Miersch verwies in diesem Zusammenhang auf Ereignisse wie die Corona-Pandemie oder den russischen Angriffskrieg in der Ukraine. In diesen Fällen habe die Wirtschaft massive Unterstützung benötigt. Er habe nur darauf hingewiesen, dass es in der Verfassung die Möglichkeit eines Notlagenbeschlusses gebe. "Wir wollen das nicht, aber wer jetzt nicht alle Szenarien durchdenkt, der wird seiner Verantwortung, finde ich, auch nicht gerecht", so der SPD-Fraktionschef. "Niemand will Schulden um Schulden willen."

Miersch hatte am Wochenende auf die Möglichkeit zum Aussetzen der Schuldenbremse hingewiesen, falls die Iran-Krise mit erheblichen wirtschaftlichen Auswirkungen für Deutschland anhalten sollte. "Der Staat hat die Aufgabe, einen Zusammenbruch unserer Wirtschaft zu verhindern", sagte er der "Neuen Osnabrücker Zeitung". Dazu müssten im schlimmsten Fall alle Optionen auf den Tisch. Dazu könne auch zählen, eine Haushaltsnotlage auszurufen und womöglich neue Schulden aufzunehmen. Die Union reagierte empört.
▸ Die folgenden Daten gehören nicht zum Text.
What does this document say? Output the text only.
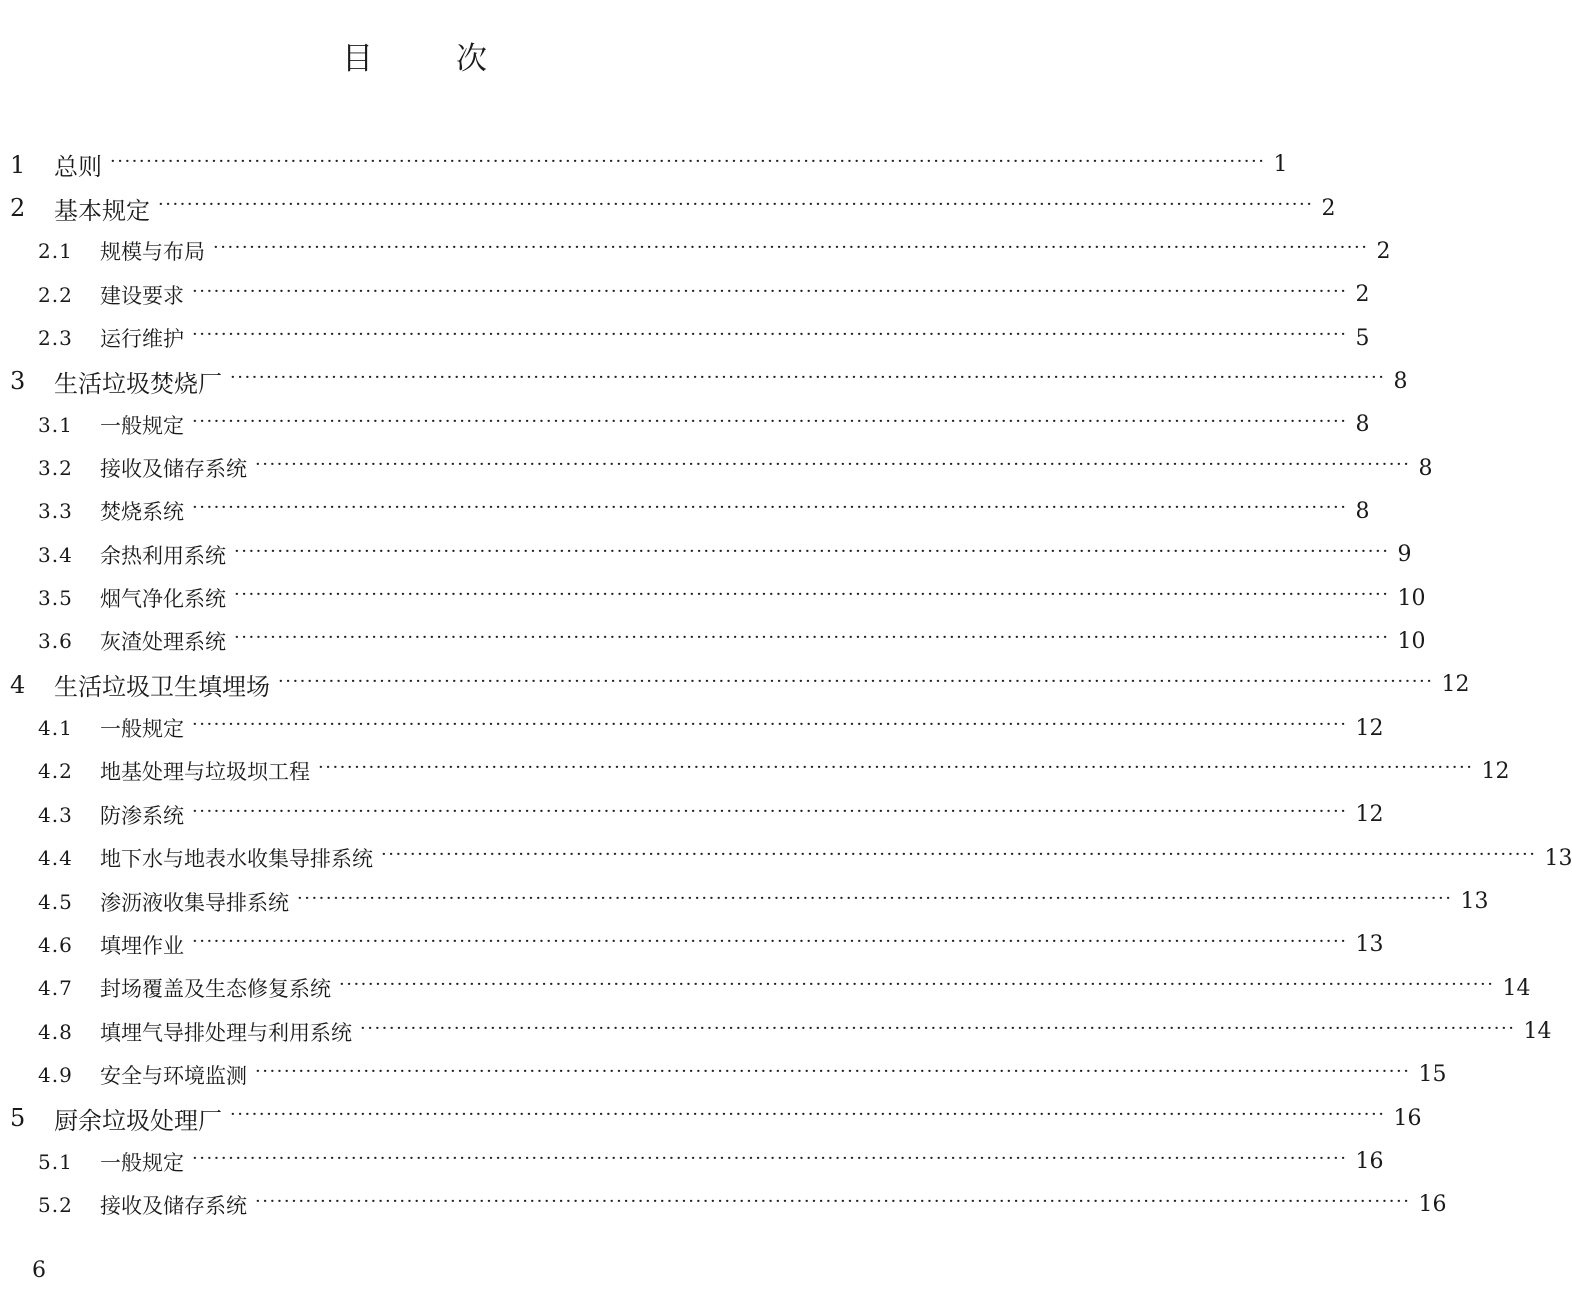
目	次
1	总则 ································································································································································ 1
2	基本规定 ································································································································································ 2
2.1	规模与布局 ································································································································································ 2
2.2	建设要求 ································································································································································ 2
2.3	运行维护 ································································································································································ 5
3	生活垃圾焚烧厂 ································································································································································ 8
3.1	一般规定 ································································································································································ 8
3.2	接收及储存系统 ································································································································································ 8
3.3	焚烧系统 ································································································································································ 8
3.4	余热利用系统 ································································································································································ 9
3.5	烟气净化系统 ································································································································································ 10
3.6	灰渣处理系统 ································································································································································ 10
4	生活垃圾卫生填埋场 ································································································································································ 12
4.1	一般规定 ································································································································································ 12
4.2	地基处理与垃圾坝工程 ································································································································································ 12
4.3	防渗系统 ································································································································································ 12
4.4	地下水与地表水收集导排系统 ································································································································································ 13
4.5	渗沥液收集导排系统 ································································································································································ 13
4.6	填埋作业 ································································································································································ 13
4.7	封场覆盖及生态修复系统 ································································································································································ 14
4.8	填埋气导排处理与利用系统 ································································································································································ 14
4.9	安全与环境监测 ································································································································································ 15
5	厨余垃圾处理厂 ································································································································································ 16
5.1	一般规定 ································································································································································ 16
5.2	接收及储存系统 ································································································································································ 16
6
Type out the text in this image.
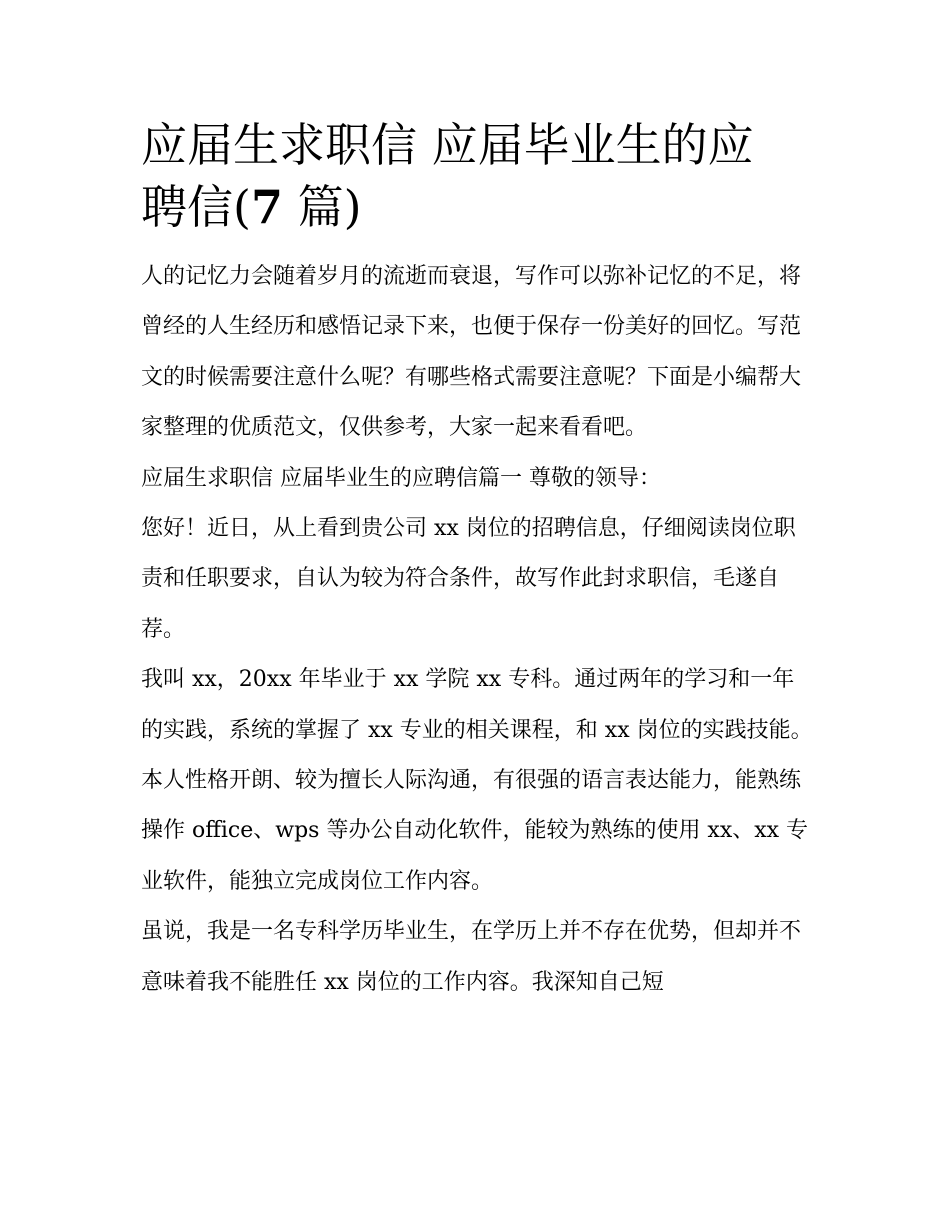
应届生求职信 应届毕业生的应
聘信(7 篇)

人的记忆力会随着岁月的流逝而衰退，写作可以弥补记忆的不足，将曾经的人生经历和感悟记录下来，也便于保存一份美好的回忆。写范文的时候需要注意什么呢？有哪些格式需要注意呢？下面是小编帮大家整理的优质范文，仅供参考，大家一起来看看吧。

应届生求职信 应届毕业生的应聘信篇一 尊敬的领导：

您好！近日，从上看到贵公司 xx 岗位的招聘信息，仔细阅读岗位职责和任职要求，自认为较为符合条件，故写作此封求职信，毛遂自荐。

我叫 xx，20xx 年毕业于 xx 学院 xx 专科。通过两年的学习和一年的实践，系统的掌握了 xx 专业的相关课程，和 xx 岗位的实践技能。本人性格开朗、较为擅长人际沟通，有很强的语言表达能力，能熟练操作 office、wps 等办公自动化软件，能较为熟练的使用 xx、xx 专业软件，能独立完成岗位工作内容。

虽说，我是一名专科学历毕业生，在学历上并不存在优势，但却并不意味着我不能胜任 xx 岗位的工作内容。我深知自己短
SPD sieht noch Gesprächsbedarf bei Gesundheitsreform

Gesprächsbedarf sieht Miersch noch beim Sparpaket für die gesetzliche Krankenversicherung, das am Mittwoch parallel zu den Eckpunkten für den Haushalt 2027 vom Kabinett beschlossen werden soll. Noch hätten die Pläne von Gesundheitsministerin Nina Warken (CDU) eine Unwucht zulasten der Versicherten. Der SPD sei dabei die Familienversicherung sehr wichtig und auch die Hersteller-Rabatte in der Pharmaindustrie. Insofern werde jetzt noch diskutiert, das aber "sehr konstruktiv in der Sache".